A Template is a YAML file that defines the source of a Workflow by declaring one or more tasks. The tasks are executed sequentially, in the order in which they are declared.

Each task consists of one or more action. Each action contains an image to be executed as part of a workflow, identified by the image field. You can create any script, app, or other set of instructions to be an action image by containerizing it and pushing it into either the local Docker registry included in the Tinkerbell stack or an external image repository.

Here is a sample template:

version: "0.1"
name: ubuntu_provisioning
global_timeout: 6000
tasks:
  - name: "os-installation"
    worker: "{{.device_1}}"
    volumes:
      - /dev:/dev
      - /dev/console:/dev/console
      - /lib/firmware:/lib/firmware:ro
    environment:
      MIRROR_HOST: <MIRROR_HOST_IP>
    actions:
      - name: "disk-wipe"
        image: disk-wipe
        timeout: 90
      - name: "disk-partition"
        image: disk-partition
        timeout: 600
        environment:
          MIRROR_HOST: <MIRROR_HOST_IP>
        volumes:
          - /statedir:/statedir
      - name: "install-root-fs"
        image: install-root-fs
        timeout: 600
      - name: "install-grub"
        image: install-grub
        timeout: 600
        volumes:
          - /statedir:/statedir

The volumes field contains the volume mappings between the host machine and the docker container where your images are running.

The environment field is used to pass environment variables to the images.

Each action can have its own volumes and environment variables. Any entry at an action will overwrite the value defined at the task level. For example, in the above template the MIRROR_HOST environment variable defined at action disk-partition will overwrite the value defined at task level. The other actions will receive the original value defined at the task level.

The timeout defines the amount of time to wait for an action to execute and is in seconds.

A hardware device, such as a Worker's MAC address, is specified in template as keys.

{{.device_1}}
{{.device_2}}

Keys can only contain letters, numbers and underscores.
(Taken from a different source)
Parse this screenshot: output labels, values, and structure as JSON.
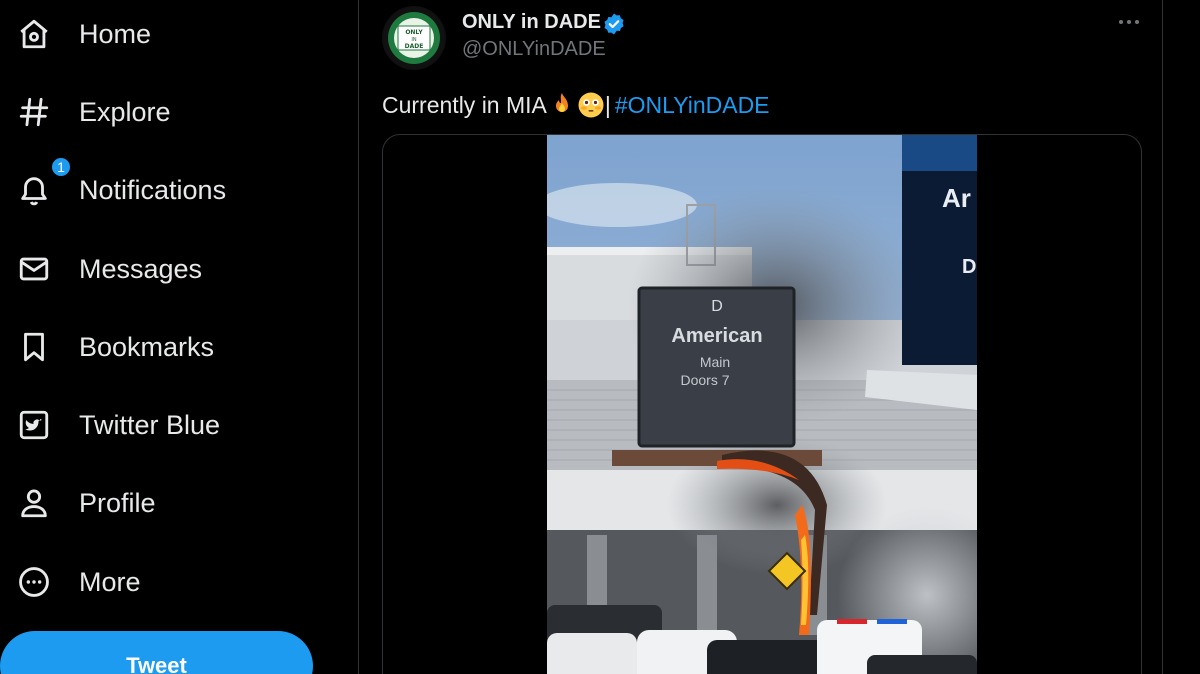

These keys are evaluated during workflow creation, being passed in as an JSON argument to tink workflow create.

Templates are each stored as blobs in the database; they are later parsed during the creation of a workflow.

Template CLI Commands

  create      Create a template in the database.
  delete      Delete a template from the database.
  get         Get a template by ID.
  list        List all templates in the database.
  update      Update an existing template.

tink template --help - Displays the available commands and their usage for tink template.